There is a new design of cleaning and maintenance station where the print heads are parked when not in use. There is no need to slice through the media to run the maintenance routine, Barton says. The cleaning station, which moves along the press instead of to one side as many inkjet presses do, prevents the nozzles drying out and cleans them to minimise the risk of blockages. Users choose how often they wish to use the cleaning routine.
“It’s a very usable product,” he says. “It is designed to cope where there is a proliferation of Skus,” explaining that the pilot customer in Italy is 101Caffée, a coffee business in Milan which currently has 1,400 product references, customised with details of the outlet selling the coffee to its customers.
It will no doubt make further appearances over the next couple of years as early user feedback is incorporated into production models. It will always be a product launched in Milan.
The three biggest issues that printers across Europe face are coping with short runs; job changeovers and makereadies and material waste. The findings come from a survey conducted by Keypoint Infotrends released at Print4All.
The report looked at conditions and trends across the industry in Europe, through an in depth attitudinal questionnaire. Most answers come from commercial printers, followed by those in label and packaging and display printing.
Perhaps unsurprisingly, the survey found the three areas where printers plan to invest are web to print, workflow automation and colour management. Implemented correctly these will address the major concerns, minimising waste of time and materials, the purpose of a lean manufacturing approach.

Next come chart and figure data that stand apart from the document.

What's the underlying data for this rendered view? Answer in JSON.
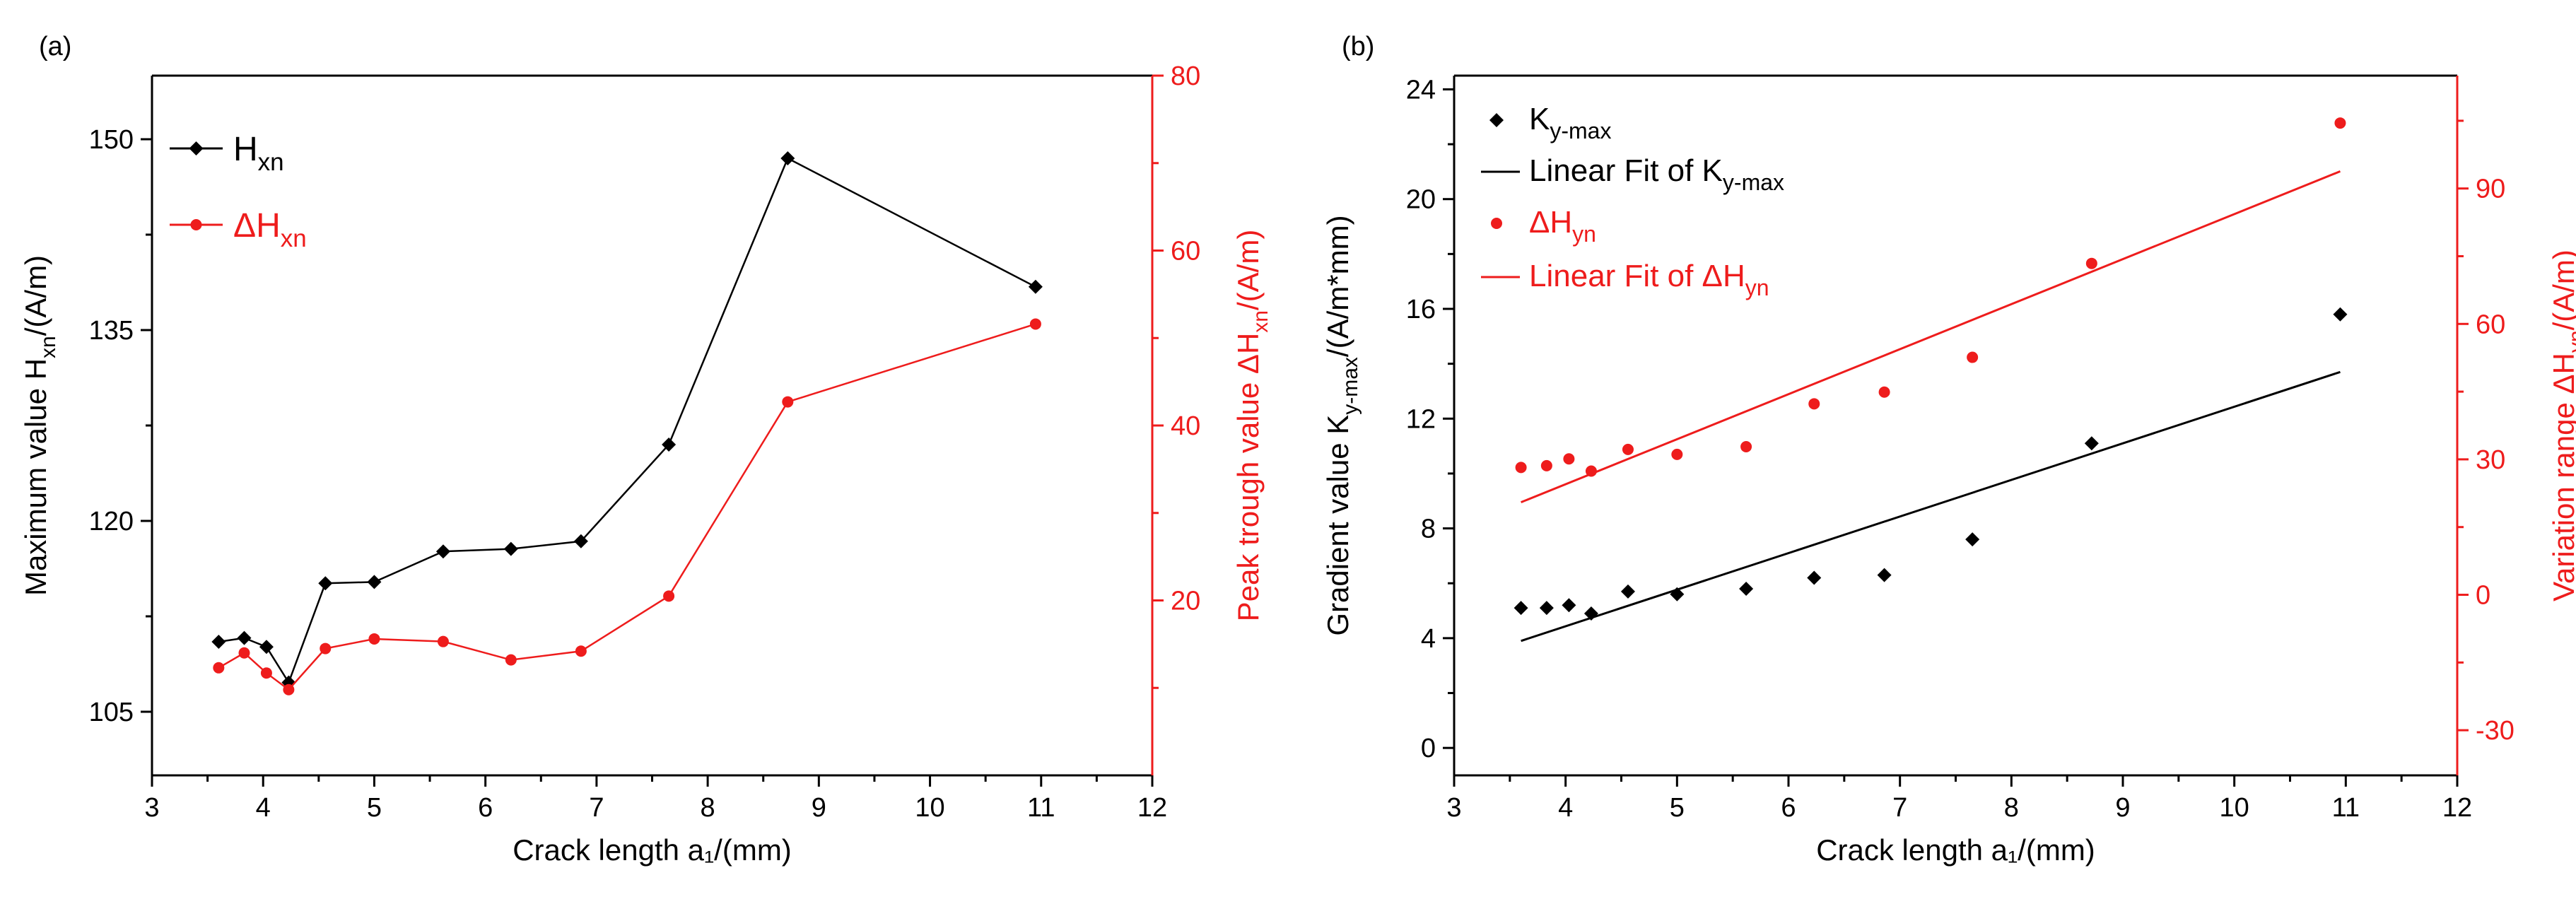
{
  "chart_data": [
    {
      "panel_label": "(a)",
      "type": "line",
      "xlabel": "Crack length a₁/(mm)",
      "xlim": [
        3,
        12
      ],
      "xticks": [
        "3",
        "4",
        "5",
        "6",
        "7",
        "8",
        "9",
        "10",
        "11",
        "12"
      ],
      "ylabel": {
        "pre": "Maximum value H",
        "sub": "xn",
        "post": "/(A/m)"
      },
      "ylim": [
        100,
        155
      ],
      "yticks": [
        "105",
        "120",
        "135",
        "150"
      ],
      "y2label": {
        "pre": "Peak trough value ΔH",
        "sub": "xn",
        "post": "/(A/m)"
      },
      "y2lim": [
        0,
        80
      ],
      "y2ticks": [
        "20",
        "40",
        "60",
        "80"
      ],
      "x": [
        3.6,
        3.83,
        4.03,
        4.23,
        4.56,
        5.0,
        5.62,
        6.23,
        6.86,
        7.65,
        8.72,
        10.95
      ],
      "series": [
        {
          "name": "H",
          "sub": "xn",
          "axis": "left",
          "marker": "diamond",
          "color": "#000000",
          "values": [
            110.5,
            110.8,
            110.1,
            107.3,
            115.1,
            115.2,
            117.6,
            117.8,
            118.4,
            126.0,
            148.5,
            138.4
          ]
        },
        {
          "name": "ΔH",
          "sub": "xn",
          "axis": "right",
          "marker": "circle",
          "color": "#ee1c1c",
          "values": [
            12.3,
            14.0,
            11.7,
            9.8,
            14.5,
            15.6,
            15.3,
            13.2,
            14.2,
            20.5,
            42.7,
            51.6
          ]
        }
      ]
    },
    {
      "panel_label": "(b)",
      "type": "scatter",
      "xlabel": "Crack length a₁/(mm)",
      "xlim": [
        3,
        12
      ],
      "xticks": [
        "3",
        "4",
        "5",
        "6",
        "7",
        "8",
        "9",
        "10",
        "11",
        "12"
      ],
      "ylabel": {
        "pre": "Gradient value K",
        "sub": "y-max",
        "post": "/(A/m*mm)"
      },
      "ylim": [
        -1,
        24.5
      ],
      "yticks": [
        "0",
        "4",
        "8",
        "12",
        "16",
        "20",
        "24"
      ],
      "y2label": {
        "pre": "Variation range ΔH",
        "sub": "yn",
        "post": "/(A/m)"
      },
      "y2lim": [
        -40,
        115
      ],
      "y2ticks": [
        "-30",
        "0",
        "30",
        "60",
        "90"
      ],
      "x": [
        3.6,
        3.83,
        4.03,
        4.23,
        4.56,
        5.0,
        5.62,
        6.23,
        6.86,
        7.65,
        8.72,
        10.95
      ],
      "series": [
        {
          "name": "K",
          "sub": "y-max",
          "axis": "left",
          "marker": "diamond",
          "color": "#000000",
          "values": [
            5.1,
            5.1,
            5.2,
            4.9,
            5.7,
            5.6,
            5.8,
            6.2,
            6.3,
            7.6,
            11.1,
            15.8
          ]
        },
        {
          "name": "ΔH",
          "sub": "yn",
          "axis": "right",
          "marker": "circle",
          "color": "#ee1c1c",
          "values": [
            28.2,
            28.6,
            30.1,
            27.4,
            32.2,
            31.1,
            32.8,
            42.3,
            44.9,
            52.6,
            73.4,
            104.5
          ]
        }
      ],
      "fits": [
        {
          "name": "Linear Fit of K",
          "sub": "y-max",
          "axis": "left",
          "color": "#000000",
          "x": [
            3.6,
            10.95
          ],
          "y": [
            3.9,
            13.7
          ]
        },
        {
          "name": "Linear Fit of ΔH",
          "sub": "yn",
          "axis": "right",
          "color": "#ee1c1c",
          "x": [
            3.6,
            10.95
          ],
          "y": [
            20.5,
            93.8
          ]
        }
      ]
    }
  ]
}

The consultancy business draws a number of conclusions from these and wider trends. “Print production is no longer a linear process,” says Ron Gilboa, one of the report’s authors. “Everything can now be interconnected and transparent. The new workflow is also characterised by collaboration, flexibility and responsiveness.”

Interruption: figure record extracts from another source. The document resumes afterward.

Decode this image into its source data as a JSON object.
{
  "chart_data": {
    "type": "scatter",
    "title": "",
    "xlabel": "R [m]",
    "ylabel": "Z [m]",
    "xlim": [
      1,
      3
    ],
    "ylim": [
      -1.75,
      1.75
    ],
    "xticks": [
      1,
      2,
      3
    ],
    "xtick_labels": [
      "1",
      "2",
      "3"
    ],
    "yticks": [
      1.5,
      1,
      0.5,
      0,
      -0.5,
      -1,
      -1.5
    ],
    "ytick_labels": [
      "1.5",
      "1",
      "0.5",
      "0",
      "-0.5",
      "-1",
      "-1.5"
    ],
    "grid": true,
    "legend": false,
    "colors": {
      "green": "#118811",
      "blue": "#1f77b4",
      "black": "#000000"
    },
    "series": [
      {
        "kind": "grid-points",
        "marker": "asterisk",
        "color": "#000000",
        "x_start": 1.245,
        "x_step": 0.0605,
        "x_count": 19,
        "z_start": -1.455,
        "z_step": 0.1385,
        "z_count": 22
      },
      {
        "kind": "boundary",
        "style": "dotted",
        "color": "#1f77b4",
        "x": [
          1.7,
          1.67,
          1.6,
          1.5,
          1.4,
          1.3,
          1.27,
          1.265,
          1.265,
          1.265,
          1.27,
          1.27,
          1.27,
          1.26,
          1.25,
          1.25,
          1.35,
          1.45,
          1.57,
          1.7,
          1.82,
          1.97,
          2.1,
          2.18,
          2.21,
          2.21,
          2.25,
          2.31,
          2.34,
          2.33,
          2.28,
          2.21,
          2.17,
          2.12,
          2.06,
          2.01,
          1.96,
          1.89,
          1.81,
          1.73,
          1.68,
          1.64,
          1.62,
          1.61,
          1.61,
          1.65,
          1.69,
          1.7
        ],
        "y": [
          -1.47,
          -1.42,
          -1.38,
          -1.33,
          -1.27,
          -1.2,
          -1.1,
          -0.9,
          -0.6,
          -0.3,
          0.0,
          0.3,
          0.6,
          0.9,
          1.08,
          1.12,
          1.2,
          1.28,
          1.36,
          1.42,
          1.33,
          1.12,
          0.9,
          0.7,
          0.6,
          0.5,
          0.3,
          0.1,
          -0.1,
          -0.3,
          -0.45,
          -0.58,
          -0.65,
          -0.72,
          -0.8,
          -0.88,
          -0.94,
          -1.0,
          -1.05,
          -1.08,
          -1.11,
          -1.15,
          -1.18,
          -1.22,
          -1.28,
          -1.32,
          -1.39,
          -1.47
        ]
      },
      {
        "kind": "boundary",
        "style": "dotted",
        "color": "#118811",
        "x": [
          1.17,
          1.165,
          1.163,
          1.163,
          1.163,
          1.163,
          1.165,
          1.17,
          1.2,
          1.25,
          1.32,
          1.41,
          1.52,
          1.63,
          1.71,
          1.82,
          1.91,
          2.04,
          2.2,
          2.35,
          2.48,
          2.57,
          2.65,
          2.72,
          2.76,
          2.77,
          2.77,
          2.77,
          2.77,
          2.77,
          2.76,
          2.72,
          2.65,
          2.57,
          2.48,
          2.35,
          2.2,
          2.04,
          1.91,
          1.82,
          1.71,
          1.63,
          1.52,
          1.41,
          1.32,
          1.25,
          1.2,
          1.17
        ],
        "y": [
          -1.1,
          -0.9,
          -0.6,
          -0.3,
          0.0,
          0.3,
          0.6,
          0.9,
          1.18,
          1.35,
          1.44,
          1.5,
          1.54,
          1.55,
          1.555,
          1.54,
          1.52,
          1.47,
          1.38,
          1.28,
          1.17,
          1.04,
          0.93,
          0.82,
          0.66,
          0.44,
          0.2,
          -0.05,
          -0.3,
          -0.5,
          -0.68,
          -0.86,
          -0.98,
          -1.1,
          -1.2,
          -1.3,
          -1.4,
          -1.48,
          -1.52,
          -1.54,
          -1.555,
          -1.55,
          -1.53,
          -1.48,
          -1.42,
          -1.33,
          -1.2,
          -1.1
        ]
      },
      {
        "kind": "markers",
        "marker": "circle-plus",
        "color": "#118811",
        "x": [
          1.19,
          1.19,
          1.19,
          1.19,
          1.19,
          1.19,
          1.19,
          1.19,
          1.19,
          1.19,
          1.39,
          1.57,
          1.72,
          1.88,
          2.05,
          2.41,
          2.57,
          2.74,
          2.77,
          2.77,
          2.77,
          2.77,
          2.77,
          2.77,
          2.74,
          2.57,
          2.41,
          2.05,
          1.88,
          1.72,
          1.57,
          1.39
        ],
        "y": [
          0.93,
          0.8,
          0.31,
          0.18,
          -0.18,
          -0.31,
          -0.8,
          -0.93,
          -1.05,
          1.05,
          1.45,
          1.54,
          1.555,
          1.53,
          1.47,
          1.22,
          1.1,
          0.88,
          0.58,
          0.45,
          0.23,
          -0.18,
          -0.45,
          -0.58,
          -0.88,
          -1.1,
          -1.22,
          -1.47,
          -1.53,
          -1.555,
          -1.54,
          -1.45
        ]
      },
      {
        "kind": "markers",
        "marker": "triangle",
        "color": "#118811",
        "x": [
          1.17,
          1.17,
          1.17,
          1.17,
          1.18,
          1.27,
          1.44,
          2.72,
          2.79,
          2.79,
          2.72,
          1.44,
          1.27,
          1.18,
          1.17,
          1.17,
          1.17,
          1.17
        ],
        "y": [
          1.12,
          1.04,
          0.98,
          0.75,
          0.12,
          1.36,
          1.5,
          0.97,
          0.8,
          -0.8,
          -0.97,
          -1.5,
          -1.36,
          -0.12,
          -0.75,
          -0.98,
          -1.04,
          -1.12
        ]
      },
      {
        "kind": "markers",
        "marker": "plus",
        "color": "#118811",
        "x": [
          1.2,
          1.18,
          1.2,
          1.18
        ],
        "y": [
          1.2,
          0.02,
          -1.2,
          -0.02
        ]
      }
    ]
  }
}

Printers need to harness innovation in order to deliver more than just print to their customers. That innovation can be in creating new products from the insight gained by listening to customers, through continuous improvement of existing products and by offering unique products that others are not delivering.

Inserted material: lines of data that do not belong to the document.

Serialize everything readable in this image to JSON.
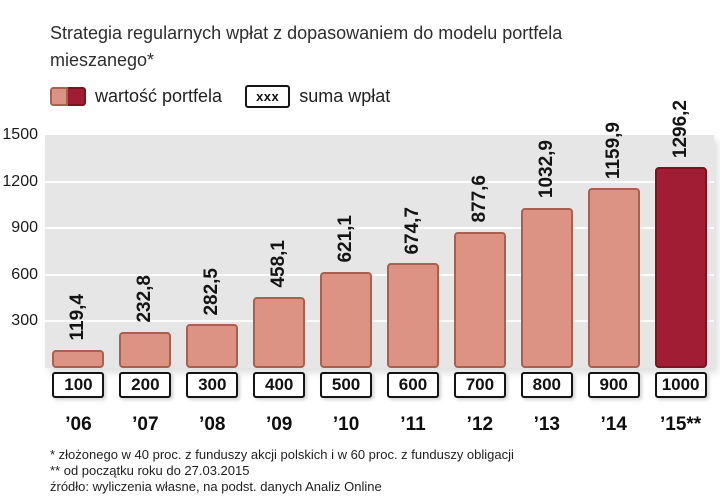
{
  "title": "Strategia regularnych wpłat z dopasowaniem do modelu portfela mieszanego*",
  "legend": {
    "portfolio_label": "wartość portfela",
    "payments_box": "xxx",
    "payments_label": "suma wpłat"
  },
  "chart_data": {
    "type": "bar",
    "categories": [
      "’06",
      "’07",
      "’08",
      "’09",
      "’10",
      "’11",
      "’12",
      "’13",
      "’14",
      "’15**"
    ],
    "values": [
      119.4,
      232.8,
      282.5,
      458.1,
      621.1,
      674.7,
      877.6,
      1032.9,
      1159.9,
      1296.2
    ],
    "value_labels": [
      "119,4",
      "232,8",
      "282,5",
      "458,1",
      "621,1",
      "674,7",
      "877,6",
      "1032,9",
      "1159,9",
      "1296,2"
    ],
    "payments": [
      "100",
      "200",
      "300",
      "400",
      "500",
      "600",
      "700",
      "800",
      "900",
      "1000"
    ],
    "ylim": [
      0,
      1500
    ],
    "yticks": [
      300,
      600,
      900,
      1200,
      1500
    ],
    "grid": true,
    "bar_color": "#dd9384",
    "bar_border": "#a8614f",
    "highlight_index": 9,
    "highlight_color": "#a01d33",
    "highlight_border": "#7a1322",
    "plot_background": "#e7e6e6"
  },
  "footnotes": [
    "* złożonego  w 40 proc. z funduszy akcji polskich i w 60 proc. z funduszy obligacji",
    "** od początku roku do 27.03.2015",
    "źródło: wyliczenia własne, na podst. danych Analiz Online"
  ]
}
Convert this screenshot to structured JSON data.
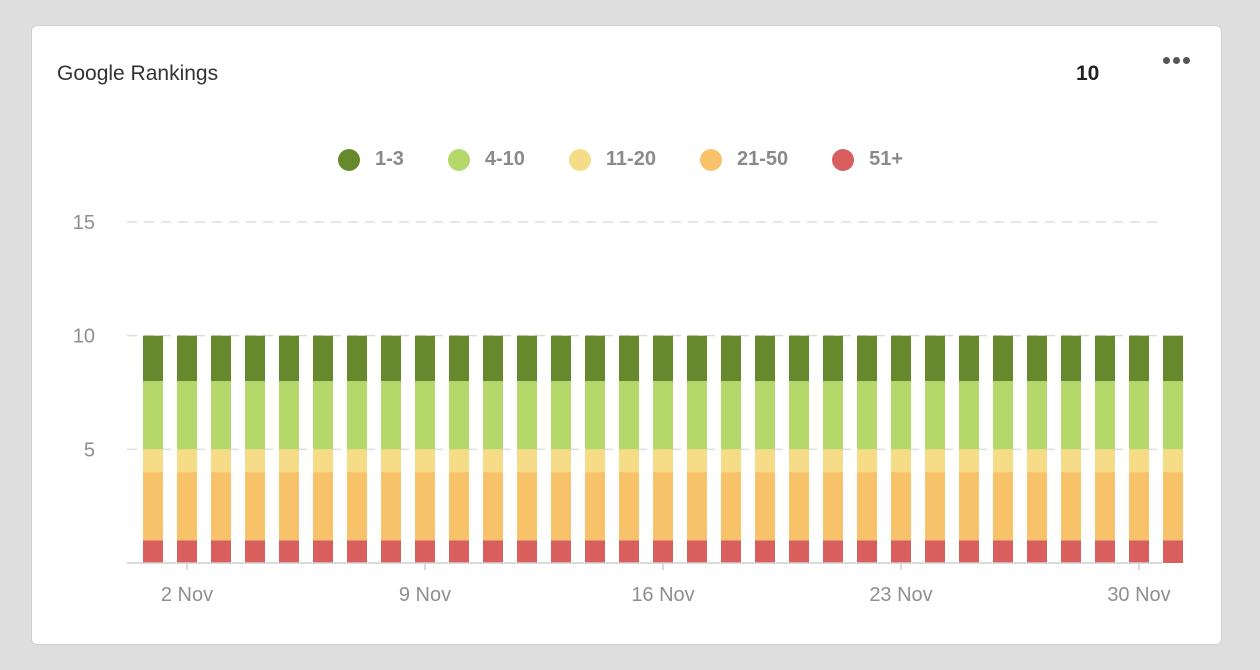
{
  "widget": {
    "title": "Google Rankings",
    "total": "10",
    "menu_icon": "more-horizontal-icon"
  },
  "chart_data": {
    "type": "bar",
    "stacked": true,
    "x": [
      "1 Nov",
      "2 Nov",
      "3 Nov",
      "4 Nov",
      "5 Nov",
      "6 Nov",
      "7 Nov",
      "8 Nov",
      "9 Nov",
      "10 Nov",
      "11 Nov",
      "12 Nov",
      "13 Nov",
      "14 Nov",
      "15 Nov",
      "16 Nov",
      "17 Nov",
      "18 Nov",
      "19 Nov",
      "20 Nov",
      "21 Nov",
      "22 Nov",
      "23 Nov",
      "24 Nov",
      "25 Nov",
      "26 Nov",
      "27 Nov",
      "28 Nov",
      "29 Nov",
      "30 Nov",
      "1 Dec"
    ],
    "x_tick_labels": [
      {
        "label": "2 Nov",
        "x": "2 Nov"
      },
      {
        "label": "9 Nov",
        "x": "9 Nov"
      },
      {
        "label": "16 Nov",
        "x": "16 Nov"
      },
      {
        "label": "23 Nov",
        "x": "23 Nov"
      },
      {
        "label": "30 Nov",
        "x": "30 Nov"
      }
    ],
    "series": [
      {
        "name": "51+",
        "color": "#d95f5f",
        "values": [
          1,
          1,
          1,
          1,
          1,
          1,
          1,
          1,
          1,
          1,
          1,
          1,
          1,
          1,
          1,
          1,
          1,
          1,
          1,
          1,
          1,
          1,
          1,
          1,
          1,
          1,
          1,
          1,
          1,
          1,
          1
        ]
      },
      {
        "name": "21-50",
        "color": "#f8c26a",
        "values": [
          3,
          3,
          3,
          3,
          3,
          3,
          3,
          3,
          3,
          3,
          3,
          3,
          3,
          3,
          3,
          3,
          3,
          3,
          3,
          3,
          3,
          3,
          3,
          3,
          3,
          3,
          3,
          3,
          3,
          3,
          3
        ]
      },
      {
        "name": "11-20",
        "color": "#f6dc86",
        "values": [
          1,
          1,
          1,
          1,
          1,
          1,
          1,
          1,
          1,
          1,
          1,
          1,
          1,
          1,
          1,
          1,
          1,
          1,
          1,
          1,
          1,
          1,
          1,
          1,
          1,
          1,
          1,
          1,
          1,
          1,
          1
        ]
      },
      {
        "name": "4-10",
        "color": "#b6d76a",
        "values": [
          3,
          3,
          3,
          3,
          3,
          3,
          3,
          3,
          3,
          3,
          3,
          3,
          3,
          3,
          3,
          3,
          3,
          3,
          3,
          3,
          3,
          3,
          3,
          3,
          3,
          3,
          3,
          3,
          3,
          3,
          3
        ]
      },
      {
        "name": "1-3",
        "color": "#67892e",
        "values": [
          2,
          2,
          2,
          2,
          2,
          2,
          2,
          2,
          2,
          2,
          2,
          2,
          2,
          2,
          2,
          2,
          2,
          2,
          2,
          2,
          2,
          2,
          2,
          2,
          2,
          2,
          2,
          2,
          2,
          2,
          2
        ]
      }
    ],
    "legend_order": [
      "1-3",
      "4-10",
      "11-20",
      "21-50",
      "51+"
    ],
    "legend_position": "top-center",
    "ylim": [
      0,
      15
    ],
    "yticks": [
      5,
      10,
      15
    ],
    "grid": "horizontal-dashed",
    "xlabel": "",
    "ylabel": ""
  }
}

“There is pressure from clients on their suppliers to do new things,” says Bob Leahey, Gilboa’s colleague. Seven times as many printers report having to tackle a growing number of short runs as those that claim that longer runs are growing.
This highlights the opportunities for digital printing but also the issues that the technology needs to address, at least the issues that digital printers raise: reliability, cost of toner, spot colours and repeatability. “Digital is changing fast, but offset is not going away,” he says.
While digital has made the deepest impact on the sign and digital sector, it has barely touched packaging. The opportunity is there, however, as brands want to achieve stand out on the shelves, to use more customisation and through the proliferation of Skus, increasing 4% a year over the last 40 years.
“Digital has been in packaging for 20 years through label printing,” he points out.
Analogue printing is not going away, though some of the traditional printed products will change or disappear “or be very much smaller than they are now. It is like the buggy whip manufacturing industry, which flourished before the arrival of the motor car. There are still whip manufacturers, just not so many of them.”
Exhibitors will have been pleased that Print4All received substantial visitor support and an audience that was keen to find out about new products. After an anxious few weeks leading up to the show, most will have been received that the Italian show was an improvement on Ipex.